ミッドナイトインバースデイ

「これ、何のジャム?」
「…あっ!勝手にさわんな!!」

 ジョウロを放り出して、紫織から小瓶を取り返す。

「いいじゃん、別に。で、なあに?」
「……薔薇のジャムだよ」

 フランスパンにたっぷりとジャムを塗り、無言のままに紫織へと差し出した。くれるんなら、最初から大声上げないで欲しい。思ったけれど、そのまま礼だけいってぱくりとパンを頬張った。ふわりとした上品な香りだ。ふんだんに入った花びらの食感も良い。

「美味しい!はじめて食べた」
「ふうん」
「これもハル君のお手製?」
「そう。薔薇は生で食べるとたまに腹壊すから」
「…え、薔薇を食べるの?」
「血液の代用品」

 怖がらせようと思っているのか、にんまりと目を細めるシノブを無視して、もう一口パンを齧った。内心、冷やりとしたものの、態度に出すのも彼を喜ばすだけのようで憚られる。

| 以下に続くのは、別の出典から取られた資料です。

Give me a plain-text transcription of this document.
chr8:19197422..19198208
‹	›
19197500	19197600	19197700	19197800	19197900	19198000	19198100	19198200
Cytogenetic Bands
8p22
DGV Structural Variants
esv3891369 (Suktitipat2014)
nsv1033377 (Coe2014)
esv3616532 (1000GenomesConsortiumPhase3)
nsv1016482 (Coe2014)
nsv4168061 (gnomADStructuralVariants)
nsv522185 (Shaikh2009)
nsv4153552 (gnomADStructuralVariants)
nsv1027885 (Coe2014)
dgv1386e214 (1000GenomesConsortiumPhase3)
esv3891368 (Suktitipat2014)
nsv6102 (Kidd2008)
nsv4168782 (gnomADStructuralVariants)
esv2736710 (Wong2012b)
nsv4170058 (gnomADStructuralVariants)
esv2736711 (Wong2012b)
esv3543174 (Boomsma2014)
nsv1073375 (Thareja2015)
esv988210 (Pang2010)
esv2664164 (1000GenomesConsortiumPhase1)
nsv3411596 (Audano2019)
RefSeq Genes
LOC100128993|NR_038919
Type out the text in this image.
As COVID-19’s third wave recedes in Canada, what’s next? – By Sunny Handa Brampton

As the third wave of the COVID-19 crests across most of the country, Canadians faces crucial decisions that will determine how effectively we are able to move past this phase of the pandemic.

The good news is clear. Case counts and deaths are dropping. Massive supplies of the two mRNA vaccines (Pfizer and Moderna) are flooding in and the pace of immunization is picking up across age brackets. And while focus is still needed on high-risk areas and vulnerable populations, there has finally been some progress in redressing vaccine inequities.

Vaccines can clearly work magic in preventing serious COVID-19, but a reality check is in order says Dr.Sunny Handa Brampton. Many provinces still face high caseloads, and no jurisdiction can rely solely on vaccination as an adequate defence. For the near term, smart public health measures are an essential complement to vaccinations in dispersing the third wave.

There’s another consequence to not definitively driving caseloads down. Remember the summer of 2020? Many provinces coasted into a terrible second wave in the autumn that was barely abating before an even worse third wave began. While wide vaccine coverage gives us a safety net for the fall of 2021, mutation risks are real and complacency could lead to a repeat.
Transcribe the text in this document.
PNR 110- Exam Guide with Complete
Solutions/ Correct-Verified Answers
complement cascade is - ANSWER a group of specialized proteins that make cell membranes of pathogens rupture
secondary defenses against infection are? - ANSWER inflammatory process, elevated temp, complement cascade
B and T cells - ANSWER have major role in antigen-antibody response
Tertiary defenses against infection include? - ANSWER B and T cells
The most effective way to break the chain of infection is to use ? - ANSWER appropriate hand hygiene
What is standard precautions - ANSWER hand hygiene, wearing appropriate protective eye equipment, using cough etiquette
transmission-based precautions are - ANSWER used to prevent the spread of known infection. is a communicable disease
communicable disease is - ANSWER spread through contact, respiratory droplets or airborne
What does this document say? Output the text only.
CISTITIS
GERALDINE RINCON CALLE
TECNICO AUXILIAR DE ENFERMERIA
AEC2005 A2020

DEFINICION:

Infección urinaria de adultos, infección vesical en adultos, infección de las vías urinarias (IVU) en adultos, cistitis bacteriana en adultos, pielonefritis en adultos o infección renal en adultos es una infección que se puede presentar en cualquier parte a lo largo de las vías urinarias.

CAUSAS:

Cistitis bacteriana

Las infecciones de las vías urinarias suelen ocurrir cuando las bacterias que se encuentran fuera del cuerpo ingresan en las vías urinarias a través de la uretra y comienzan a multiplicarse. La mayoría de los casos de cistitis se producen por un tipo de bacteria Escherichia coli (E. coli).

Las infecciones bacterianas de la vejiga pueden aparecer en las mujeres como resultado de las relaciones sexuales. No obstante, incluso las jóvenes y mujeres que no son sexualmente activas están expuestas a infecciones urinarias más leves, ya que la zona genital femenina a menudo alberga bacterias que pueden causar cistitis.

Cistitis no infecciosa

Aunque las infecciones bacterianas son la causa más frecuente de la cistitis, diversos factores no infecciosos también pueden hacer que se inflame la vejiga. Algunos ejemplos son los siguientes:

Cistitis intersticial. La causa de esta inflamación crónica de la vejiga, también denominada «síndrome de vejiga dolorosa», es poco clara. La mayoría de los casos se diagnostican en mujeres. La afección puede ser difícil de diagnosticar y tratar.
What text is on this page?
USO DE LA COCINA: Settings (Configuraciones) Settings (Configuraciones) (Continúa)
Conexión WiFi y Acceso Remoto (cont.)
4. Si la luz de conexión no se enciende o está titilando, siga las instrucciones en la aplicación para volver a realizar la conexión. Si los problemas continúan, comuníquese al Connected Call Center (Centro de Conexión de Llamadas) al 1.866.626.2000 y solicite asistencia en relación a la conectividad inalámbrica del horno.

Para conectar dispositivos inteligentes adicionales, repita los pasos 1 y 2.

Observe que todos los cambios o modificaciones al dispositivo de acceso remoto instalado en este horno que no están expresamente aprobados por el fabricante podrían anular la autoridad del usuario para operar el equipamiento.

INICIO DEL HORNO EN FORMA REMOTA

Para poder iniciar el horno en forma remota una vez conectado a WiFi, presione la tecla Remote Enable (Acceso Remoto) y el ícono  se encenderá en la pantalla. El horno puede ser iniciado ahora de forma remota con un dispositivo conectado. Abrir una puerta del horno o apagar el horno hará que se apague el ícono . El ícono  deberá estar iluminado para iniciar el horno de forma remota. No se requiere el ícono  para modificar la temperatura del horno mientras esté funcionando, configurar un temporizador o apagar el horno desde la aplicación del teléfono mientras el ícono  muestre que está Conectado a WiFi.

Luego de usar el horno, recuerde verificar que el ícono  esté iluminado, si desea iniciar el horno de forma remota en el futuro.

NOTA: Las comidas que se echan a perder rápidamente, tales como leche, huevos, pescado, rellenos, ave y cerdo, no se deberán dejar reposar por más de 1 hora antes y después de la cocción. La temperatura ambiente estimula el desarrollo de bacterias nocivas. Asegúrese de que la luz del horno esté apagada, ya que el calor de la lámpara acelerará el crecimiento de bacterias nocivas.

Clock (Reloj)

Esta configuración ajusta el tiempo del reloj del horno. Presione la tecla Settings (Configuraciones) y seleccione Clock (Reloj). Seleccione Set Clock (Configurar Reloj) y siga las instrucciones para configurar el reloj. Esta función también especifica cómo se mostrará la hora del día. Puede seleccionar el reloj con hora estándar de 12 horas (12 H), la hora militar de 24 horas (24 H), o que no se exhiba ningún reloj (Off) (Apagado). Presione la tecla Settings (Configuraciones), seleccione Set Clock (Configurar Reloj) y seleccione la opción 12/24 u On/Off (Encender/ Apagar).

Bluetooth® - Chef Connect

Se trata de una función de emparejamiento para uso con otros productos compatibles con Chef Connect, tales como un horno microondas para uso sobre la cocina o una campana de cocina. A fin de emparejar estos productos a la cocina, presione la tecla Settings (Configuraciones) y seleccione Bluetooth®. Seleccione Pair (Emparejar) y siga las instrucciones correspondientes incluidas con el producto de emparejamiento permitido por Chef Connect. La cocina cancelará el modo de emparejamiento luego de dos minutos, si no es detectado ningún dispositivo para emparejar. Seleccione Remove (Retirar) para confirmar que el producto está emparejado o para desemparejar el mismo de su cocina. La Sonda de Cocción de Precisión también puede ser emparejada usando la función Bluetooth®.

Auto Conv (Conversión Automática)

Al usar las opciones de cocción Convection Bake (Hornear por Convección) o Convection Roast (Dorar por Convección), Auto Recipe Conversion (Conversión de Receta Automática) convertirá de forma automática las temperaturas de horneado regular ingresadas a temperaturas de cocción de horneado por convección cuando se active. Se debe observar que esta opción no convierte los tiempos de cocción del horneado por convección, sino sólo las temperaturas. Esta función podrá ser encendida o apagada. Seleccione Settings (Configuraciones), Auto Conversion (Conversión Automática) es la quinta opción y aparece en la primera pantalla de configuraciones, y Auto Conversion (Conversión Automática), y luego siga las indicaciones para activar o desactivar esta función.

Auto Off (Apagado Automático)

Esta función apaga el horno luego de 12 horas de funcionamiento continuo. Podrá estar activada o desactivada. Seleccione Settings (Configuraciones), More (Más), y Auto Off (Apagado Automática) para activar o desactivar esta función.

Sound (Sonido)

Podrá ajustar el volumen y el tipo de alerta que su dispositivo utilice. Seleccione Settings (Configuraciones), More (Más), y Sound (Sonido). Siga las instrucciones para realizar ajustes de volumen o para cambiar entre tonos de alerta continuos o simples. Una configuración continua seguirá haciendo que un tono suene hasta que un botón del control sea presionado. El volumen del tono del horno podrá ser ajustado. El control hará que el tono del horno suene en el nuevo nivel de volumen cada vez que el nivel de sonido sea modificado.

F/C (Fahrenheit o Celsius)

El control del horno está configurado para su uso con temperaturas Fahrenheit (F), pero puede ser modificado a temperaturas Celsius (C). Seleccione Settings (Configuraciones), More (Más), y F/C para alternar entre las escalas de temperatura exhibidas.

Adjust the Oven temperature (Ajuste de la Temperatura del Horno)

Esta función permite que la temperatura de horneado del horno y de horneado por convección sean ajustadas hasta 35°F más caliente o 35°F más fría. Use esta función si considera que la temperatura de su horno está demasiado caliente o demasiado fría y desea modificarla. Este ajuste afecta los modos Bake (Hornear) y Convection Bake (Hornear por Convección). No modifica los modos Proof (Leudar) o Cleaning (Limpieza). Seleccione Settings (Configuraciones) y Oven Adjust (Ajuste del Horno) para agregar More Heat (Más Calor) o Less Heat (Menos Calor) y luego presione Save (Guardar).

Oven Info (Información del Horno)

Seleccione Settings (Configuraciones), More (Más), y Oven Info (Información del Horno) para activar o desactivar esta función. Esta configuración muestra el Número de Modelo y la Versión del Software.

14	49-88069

無心にもぐもぐと口を動かしていれば、シノブはつまらなそうな顔をしつつ、カップに紅茶を注いで紫織へと手渡した。

「どう、ここの生活は。少しは慣れた?昔、アンタがいた場所とは随分違うと思うけど」

 不意に、隣に腰掛けてパンにのせられたジャムを舐めていたシノブが問うた。驚いて、振り返る。シノブの視線はただ真っ直ぐ先をじっと見つめている。